Study finds key to HIV resistance Findings offer new clues to effective vaccine
WASHINGTON, Nov 5, (Agencies): Tiny variants in a protein that alerts the body to infection could explain how one in 300 HIV-infected people are able to resist the onset of AIDS for years without needing any treatment, researchers said Thursday.
“HIV is slowly revealing its secrets... Knowing how an effective immune response against HIV is generated is an important step toward replicating that response with a vaccine,” said Bruce Walker, co-senior author of a study released Thursday.
“We have a long way to go before translating this into a treatment for infected patients and a vaccine to prevent infection, but we are an important step closer,” added the director of the Ragon Institute of Massachusetts General Hospital.
For nearly 20 years, doctors have known that a small minority of HIV-infected individuals — about one in 300 — are naturally able to suppress viral replication with their immune system, keeping viral load at extremely low levels.
Genome
“We found that, of the three billion nucleotides in the human genome, just a handful make the difference between those who can stay healthy in spite of HIV infection and those who, without treatment, will develop AIDS,” said Walker.
“Understanding where this difference occurs allows us to sharpen the focus of our efforts to ultimately harness the immune system to defend against HIV,” he added in the study published in Friday’s issue of Science magazine. Researchers led by Ragon Institute’s Florencia Pereyra enrolled 3,500 individuals in clinics around the world, including 2,500 with progressive HIV infection and 1,000 controllers — HIV infected people resistant to AIDS. Through a genome-wide association study, which tests variations at a million points in the human genome, the researchers identified some 300 sites that were statistically associated with immune control of HIV.
The sites were all in regions of chromosome 6 that code for so-called HLA proteins.
Without fully sequencing that genome region, which was unfeasible given the number of participants, the researchers developed a process that pinpointed specific amino acids that have a key role in viral control.
Further testing linked differences in five amino acids in the HLA-B protein to viral control mechanisms.
“Our work demonstrates that these variants could make a crucial difference in the individual’s ability to control HIV by changing how HLA-B presents peptides from this virus to the immune system,” said Walker.
Slight differences in five amino acids in a protein called HLA-B may explain why certain people resist the human immunodeficiency virus, US researchers said on Thursday in a study that lends new clues about how to make a vaccine to prevent AIDS.
“For a long time, we’ve known that some people progress extremely rapidly when they get infected, and others can stay well for three decades and never need treatment and still look entirely well,” said Dr. Bruce Walker of Massachusetts General Hospital and Harvard University, whose study appears in the journal Science.
Techniques
“We thought we could apply new techniques from the human genome project to understand what the genetic basis was for that,” he said. About one in 300 people infected with HIV can suppress the virus with the immune system, keeping the virus at extremely low levels.
The team searched the genetic makeup of nearly 1,000 people with that ability and compared it with the genetic code of 2,600 others who were infected with HIV.
That helped them identify some 300 different sites in the genetic code that were linked with immune control of HIV, all located on chromosome 6.
They narrowed that down to four single-letter changes in the DNA, known as single nucleotide polymorphisms or SNPs — pronounced “snips” — all related to the immune system.
“We did a second study where we looked amino acid by amino acid in that region,” Walker said.
They found five amino acids in the HLA-B protein linked with differences in a person’s ability to control HIV.
That protein is important for helping the immune system tag and destroy cells infected by a virus, and Walker said those genetic variants could make a big difference in a person’s ability to control HIV.
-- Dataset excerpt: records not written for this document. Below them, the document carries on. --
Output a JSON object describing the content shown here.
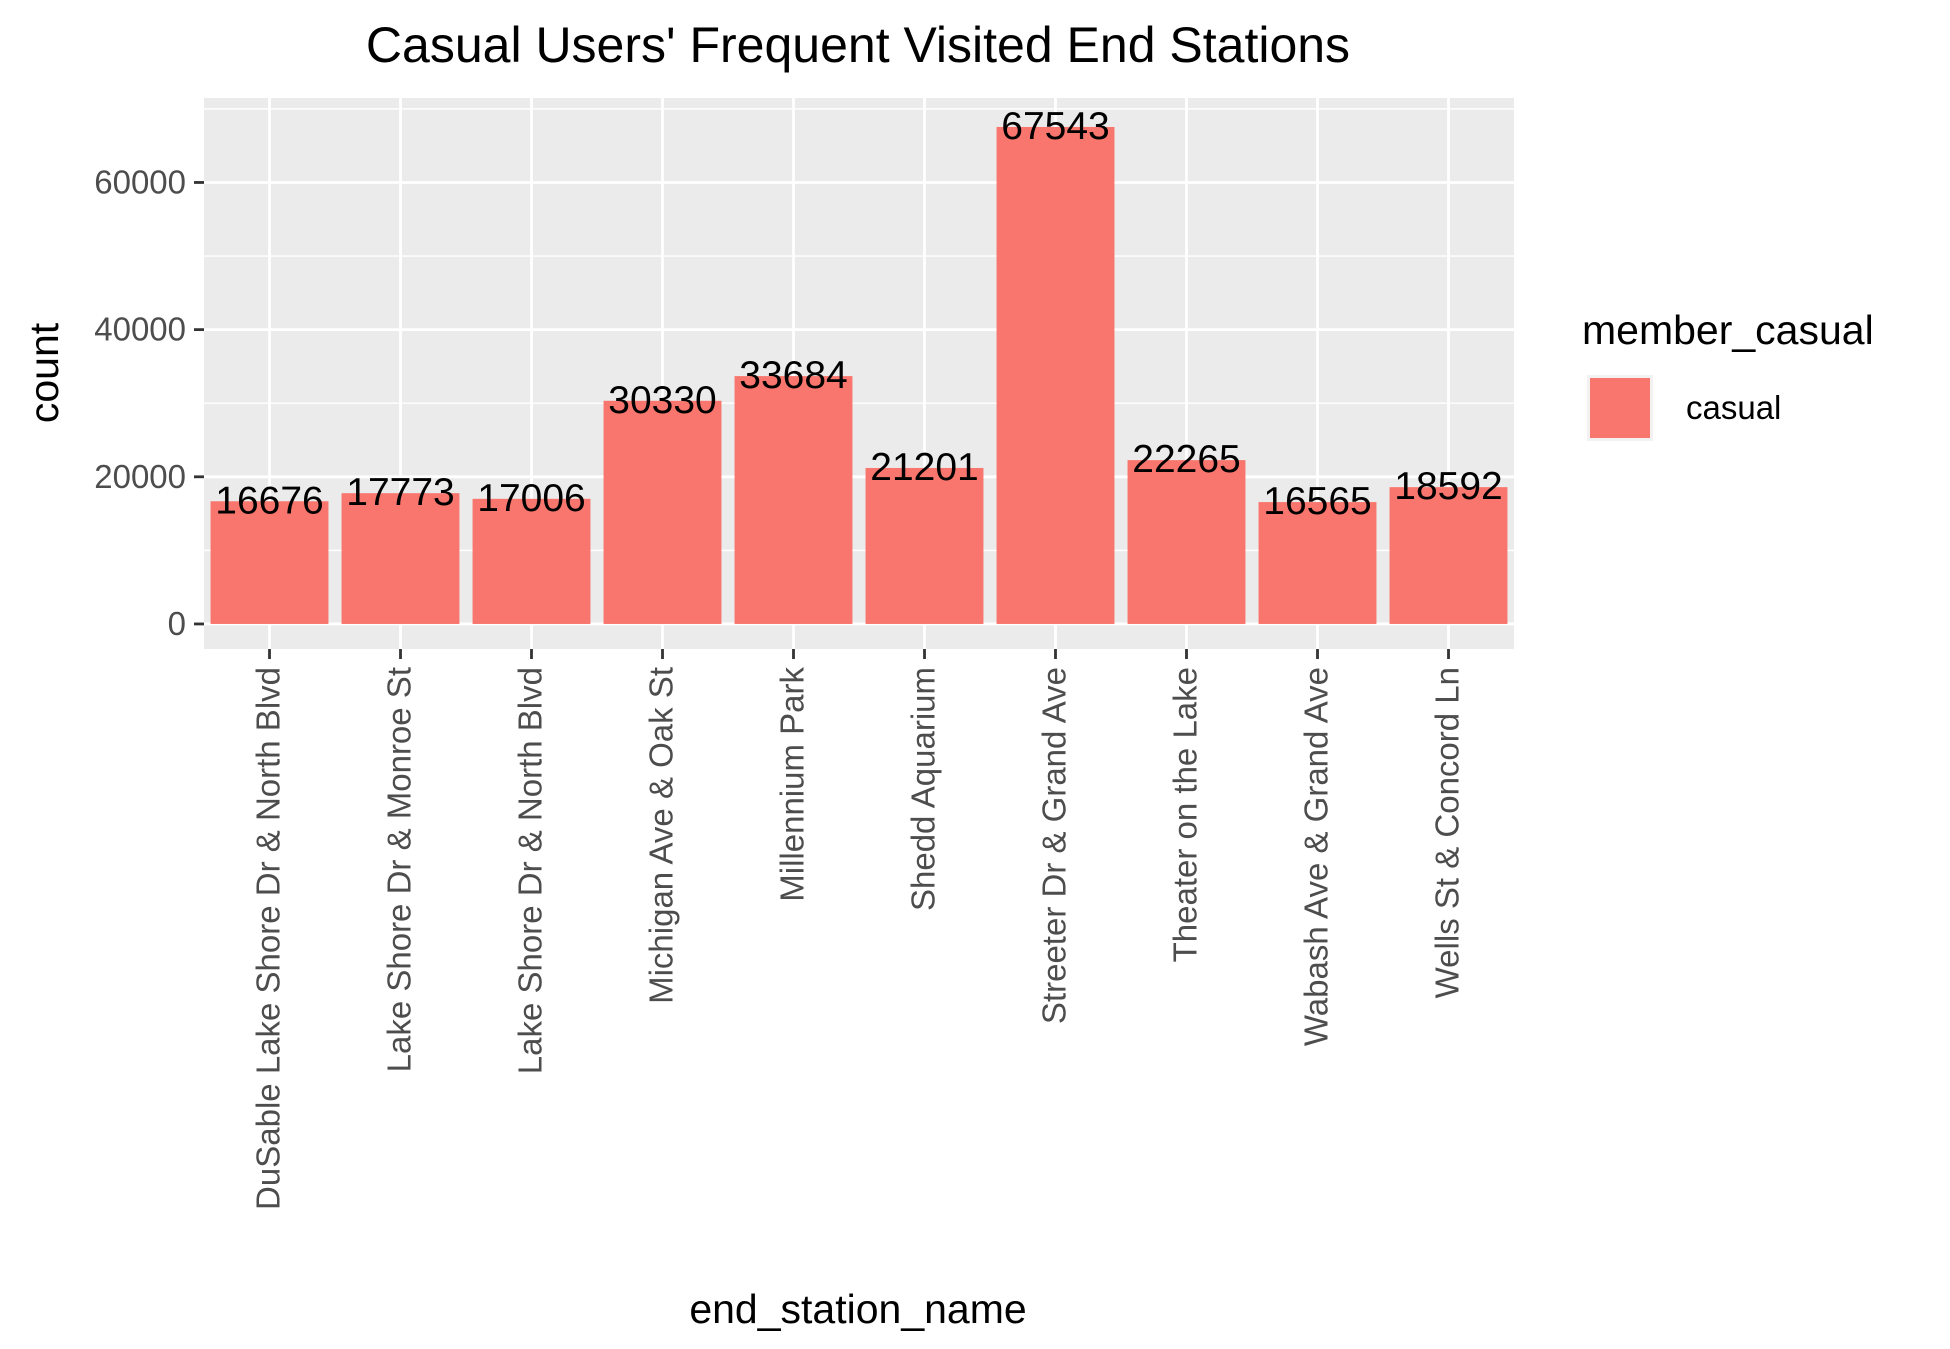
{
  "chart_data": {
    "type": "bar",
    "title": "Casual Users' Frequent Visited End Stations",
    "xlabel": "end_station_name",
    "ylabel": "count",
    "categories": [
      "DuSable Lake Shore Dr & North Blvd",
      "Lake Shore Dr & Monroe St",
      "Lake Shore Dr & North Blvd",
      "Michigan Ave & Oak St",
      "Millennium Park",
      "Shedd Aquarium",
      "Streeter Dr & Grand Ave",
      "Theater on the Lake",
      "Wabash Ave & Grand Ave",
      "Wells St & Concord Ln"
    ],
    "series": [
      {
        "name": "casual",
        "color": "#F8766D",
        "values": [
          16676,
          17773,
          17006,
          30330,
          33684,
          21201,
          67543,
          22265,
          16565,
          18592
        ]
      }
    ],
    "ylim": [
      -3403,
      71479
    ],
    "yticks": [
      0,
      20000,
      40000,
      60000
    ],
    "grid": true,
    "legend": {
      "title": "member_casual",
      "placement": "right",
      "entries": [
        "casual"
      ]
    },
    "colors": {
      "panel_background": "#EBEBEB",
      "gridline": "#FFFFFF",
      "bar": "#F8766D"
    }
  }
}
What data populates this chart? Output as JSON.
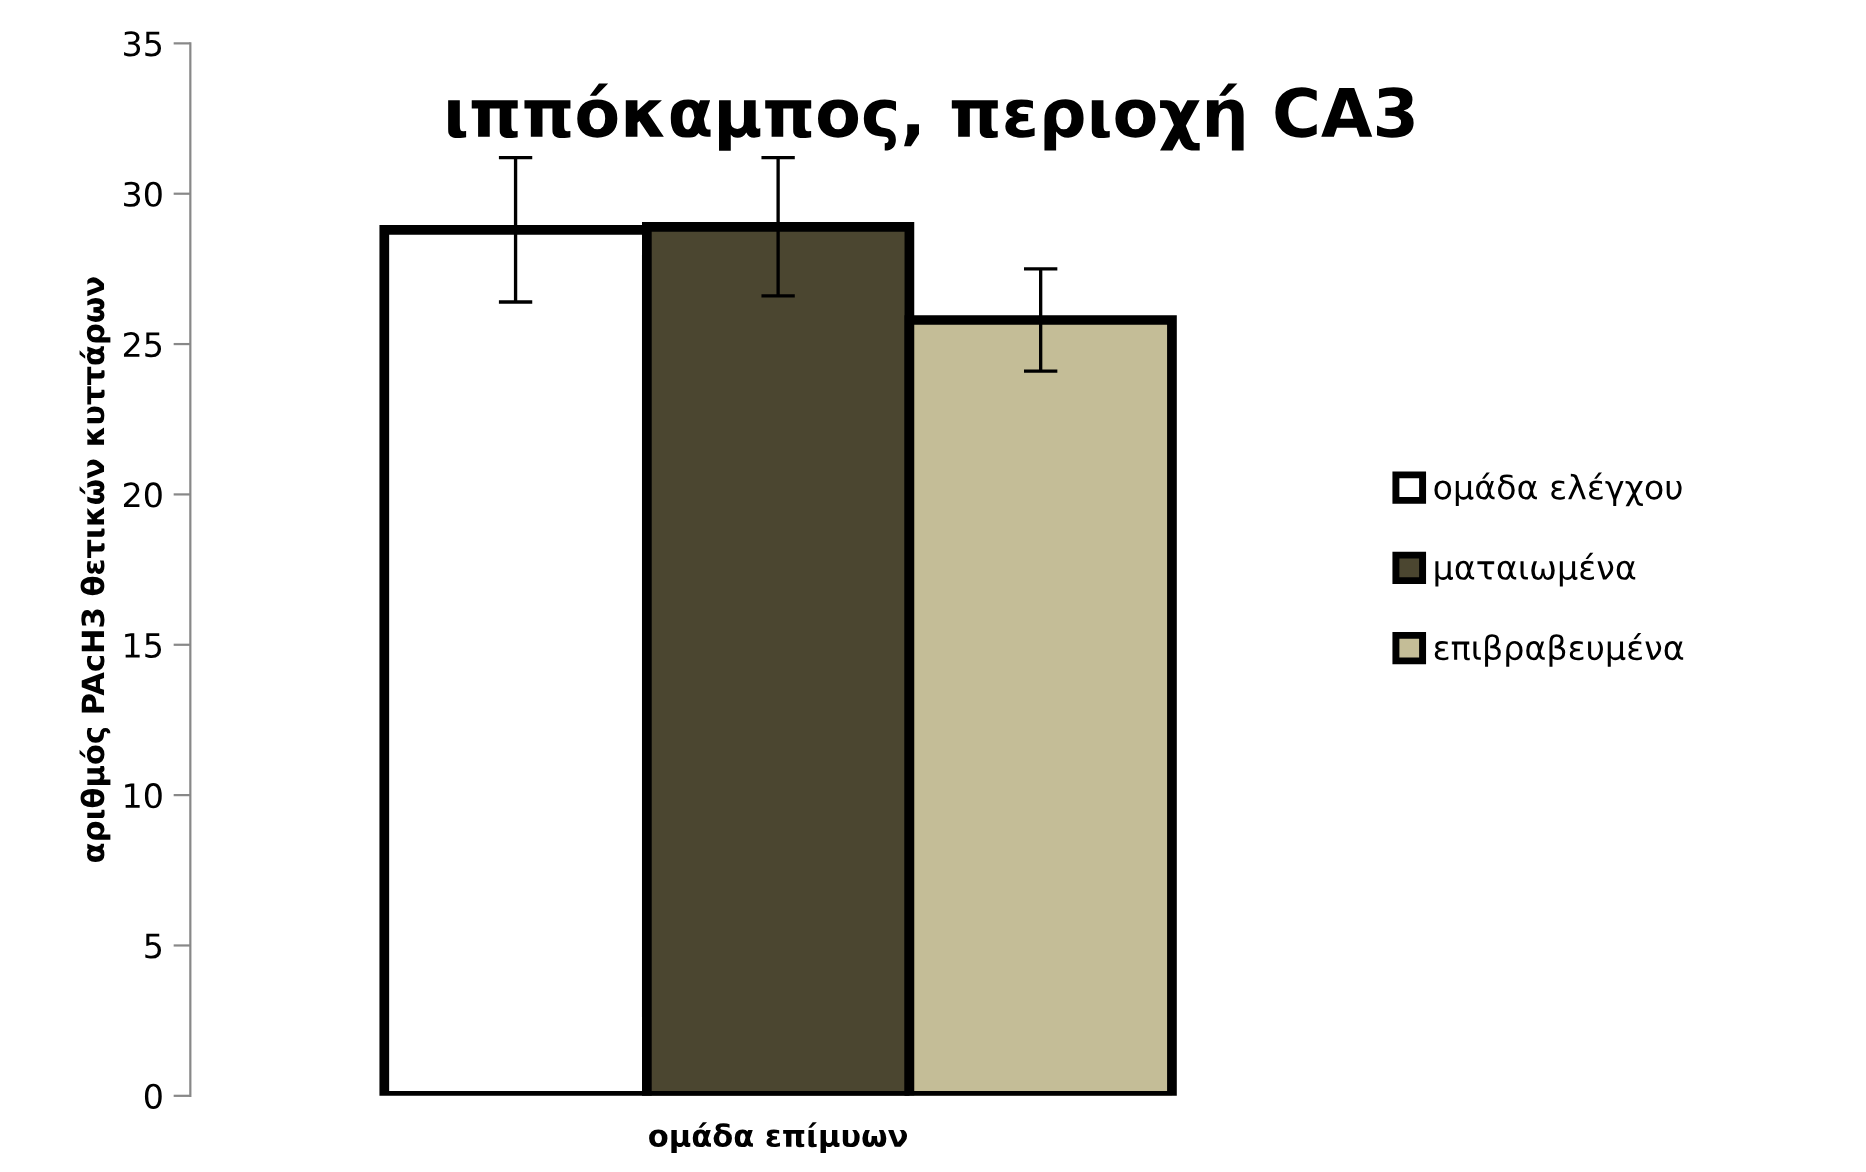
{
  "chart_data": {
    "type": "bar",
    "title": "ιππόκαμπος, περιοχή CA3",
    "xlabel": "ομάδα επίμυων",
    "ylabel": "αριθμός PAcH3 θετικών κυττάρων",
    "categories": [
      null
    ],
    "series": [
      {
        "name": "ομάδα ελέγχου",
        "color": "#ffffff",
        "values": [
          28.8
        ],
        "errors": [
          2.4
        ]
      },
      {
        "name": "ματαιωμένα",
        "color": "#4b4630",
        "values": [
          28.9
        ],
        "errors": [
          2.3
        ]
      },
      {
        "name": "επιβραβευμένα",
        "color": "#c4bd97",
        "values": [
          25.8
        ],
        "errors": [
          1.7
        ]
      }
    ],
    "ylim": [
      0,
      35
    ],
    "yticks": [
      0,
      5,
      10,
      15,
      20,
      25,
      30,
      35
    ],
    "grid": false,
    "legend": "right"
  }
}
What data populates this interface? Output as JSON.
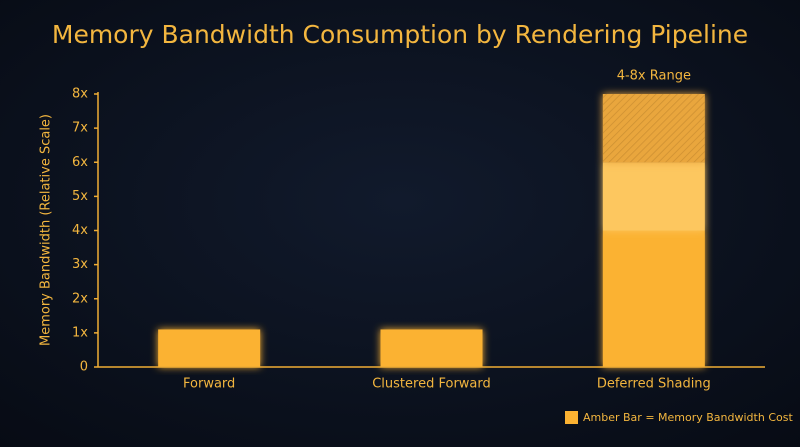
{
  "chart_data": {
    "type": "bar",
    "title": "Memory Bandwidth Consumption by Rendering Pipeline",
    "y_label": "Memory Bandwidth (Relative Scale)",
    "categories": [
      "Forward",
      "Clustered Forward",
      "Deferred Shading"
    ],
    "series": [
      {
        "name": "Amber Bar = Memory Bandwidth Cost",
        "color": "#fbb232",
        "values": [
          1.1,
          1.1,
          4
        ]
      },
      {
        "color": "#fdc75e",
        "values": [
          null,
          null,
          2
        ]
      },
      {
        "color": "#e9a63c",
        "hatch": true,
        "values": [
          null,
          null,
          2
        ]
      }
    ],
    "annotation": "4-8x Range",
    "ylim": [
      0,
      8
    ],
    "yticks": [
      0,
      {
        "value": 1,
        "label": "1x"
      },
      {
        "value": 2,
        "label": "2x"
      },
      {
        "value": 3,
        "label": "3x"
      },
      {
        "value": 4,
        "label": "4x"
      },
      {
        "value": 5,
        "label": "5x"
      },
      {
        "value": 6,
        "label": "6x"
      },
      {
        "value": 7,
        "label": "7x"
      },
      {
        "value": 8,
        "label": "8x"
      }
    ],
    "grid": false,
    "legend": "bottom-right"
  }
}
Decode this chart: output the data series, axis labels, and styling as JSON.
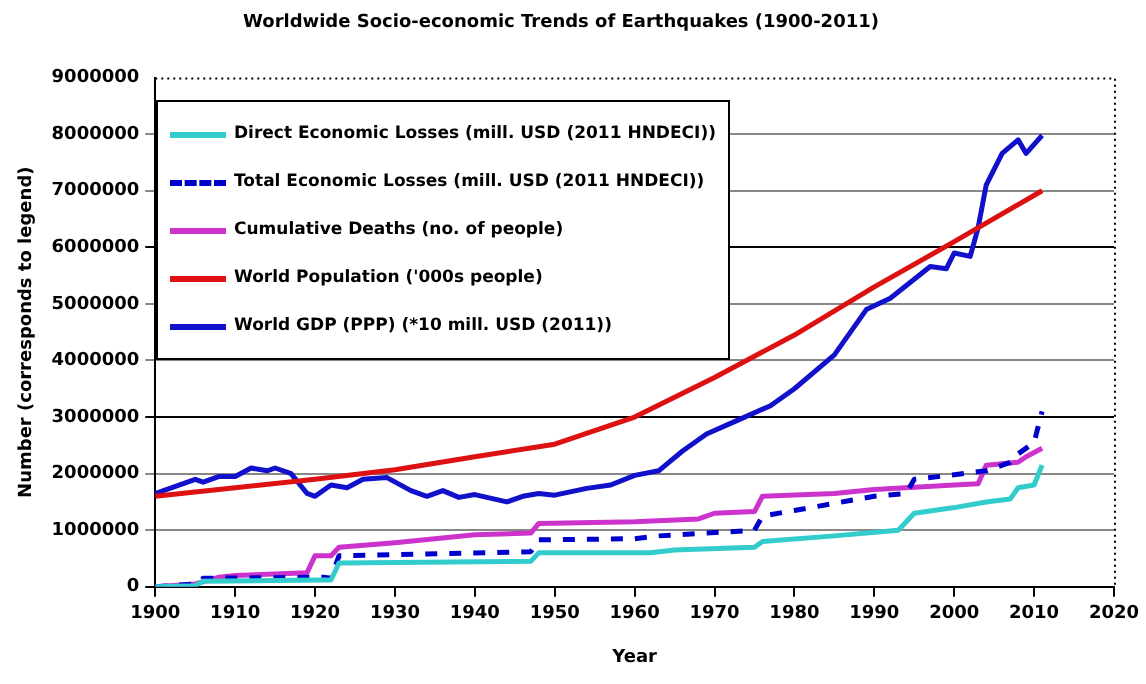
{
  "chart_data": {
    "type": "line",
    "title": "Worldwide Socio-economic Trends of Earthquakes (1900-2011)",
    "xlabel": "Year",
    "ylabel": "Number (corresponds to legend)",
    "xlim": [
      1900,
      2020
    ],
    "xticks": [
      1900,
      1910,
      1920,
      1930,
      1940,
      1950,
      1960,
      1970,
      1980,
      1990,
      2000,
      2010,
      2020
    ],
    "ylim": [
      0,
      9000000
    ],
    "yticks": [
      0,
      1000000,
      2000000,
      3000000,
      4000000,
      5000000,
      6000000,
      7000000,
      8000000,
      9000000
    ],
    "grid": "y",
    "legend": "top left",
    "marker": "none",
    "series": [
      {
        "name": "Direct Economic Losses (mill. USD (2011 HNDECI))",
        "color": "#33cccc",
        "line_style": "solid",
        "x": [
          1900,
          1905,
          1906,
          1921,
          1922,
          1923,
          1947,
          1948,
          1962,
          1965,
          1975,
          1976,
          1985,
          1993,
          1995,
          2000,
          2004,
          2007,
          2008,
          2010,
          2011
        ],
        "values": [
          0,
          20000,
          100000,
          120000,
          120000,
          420000,
          450000,
          600000,
          600000,
          650000,
          700000,
          800000,
          900000,
          1000000,
          1300000,
          1400000,
          1500000,
          1550000,
          1750000,
          1800000,
          2150000
        ]
      },
      {
        "name": "Total Economic Losses (mill. USD (2011 HNDECI))",
        "color": "#0000cc",
        "line_style": "dashed",
        "x": [
          1900,
          1905,
          1906,
          1921,
          1922,
          1923,
          1947,
          1948,
          1960,
          1963,
          1975,
          1976,
          1980,
          1990,
          1994,
          1995,
          2000,
          2004,
          2007,
          2008,
          2010,
          2011
        ],
        "values": [
          0,
          50000,
          150000,
          170000,
          150000,
          550000,
          620000,
          830000,
          850000,
          900000,
          1000000,
          1250000,
          1350000,
          1600000,
          1650000,
          1900000,
          1980000,
          2050000,
          2200000,
          2350000,
          2550000,
          3100000
        ]
      },
      {
        "name": "Cumulative Deaths (no. of people)",
        "color": "#cc33cc",
        "line_style": "solid",
        "x": [
          1900,
          1905,
          1908,
          1910,
          1919,
          1920,
          1922,
          1923,
          1930,
          1940,
          1947,
          1948,
          1960,
          1968,
          1970,
          1975,
          1976,
          1985,
          1990,
          2000,
          2003,
          2004,
          2008,
          2009,
          2011
        ],
        "values": [
          0,
          50000,
          170000,
          200000,
          250000,
          550000,
          550000,
          700000,
          780000,
          920000,
          950000,
          1120000,
          1150000,
          1200000,
          1300000,
          1330000,
          1600000,
          1650000,
          1720000,
          1800000,
          1820000,
          2150000,
          2200000,
          2300000,
          2450000
        ]
      },
      {
        "name": "World Population ('000s people)",
        "color": "#dd1111",
        "line_style": "solid",
        "x": [
          1900,
          1910,
          1920,
          1930,
          1940,
          1950,
          1960,
          1970,
          1980,
          1990,
          2000,
          2011
        ],
        "values": [
          1600000,
          1750000,
          1900000,
          2070000,
          2300000,
          2520000,
          3000000,
          3700000,
          4450000,
          5300000,
          6100000,
          7000000
        ]
      },
      {
        "name": "World GDP (PPP) (*10 mill. USD (2011))",
        "color": "#1111cc",
        "line_style": "solid",
        "x": [
          1900,
          1902,
          1905,
          1906,
          1908,
          1910,
          1912,
          1914,
          1915,
          1917,
          1919,
          1920,
          1922,
          1924,
          1926,
          1929,
          1932,
          1934,
          1936,
          1938,
          1940,
          1944,
          1946,
          1948,
          1950,
          1954,
          1957,
          1960,
          1963,
          1966,
          1969,
          1973,
          1977,
          1980,
          1985,
          1989,
          1992,
          1997,
          1999,
          2000,
          2002,
          2003,
          2004,
          2006,
          2008,
          2009,
          2011
        ],
        "values": [
          1650000,
          1750000,
          1900000,
          1850000,
          1950000,
          1950000,
          2100000,
          2050000,
          2100000,
          2000000,
          1650000,
          1600000,
          1800000,
          1750000,
          1900000,
          1930000,
          1700000,
          1600000,
          1700000,
          1580000,
          1630000,
          1500000,
          1600000,
          1650000,
          1620000,
          1740000,
          1800000,
          1970000,
          2050000,
          2400000,
          2700000,
          2950000,
          3200000,
          3500000,
          4100000,
          4900000,
          5100000,
          5660000,
          5620000,
          5900000,
          5840000,
          6350000,
          7100000,
          7660000,
          7900000,
          7660000,
          7980000
        ]
      }
    ]
  }
}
Knowing how some people mount an effective immune response to HIV could be an important step in understanding how to make a vaccine to fight the virus.
Cautions
It was not a vaccine yet, Walker cautions, but it is promising.
“We’ve got a clearer indication of why people can survive in the face of HIV, and we’ve gotten more focused in terms of the research we need to do to get where we’ve got to go,” he said.
No vaccine exists against the human immunodeficiency virus that causes AIDS. Since the AIDS pandemic started in the early 1980s, almost 60 million people have been infected with HIV, many of them in Africa, and it has killed 25 million.
In September 2009, scientists reported their biggest success yet with an experimental vaccine that showed a modest effect and appeared to slow the rate of infection by about 30 percent. In July, US researchers found antibodies that can protect against a wide range of AIDS viruses and said they may be able to use them to design a vaccine.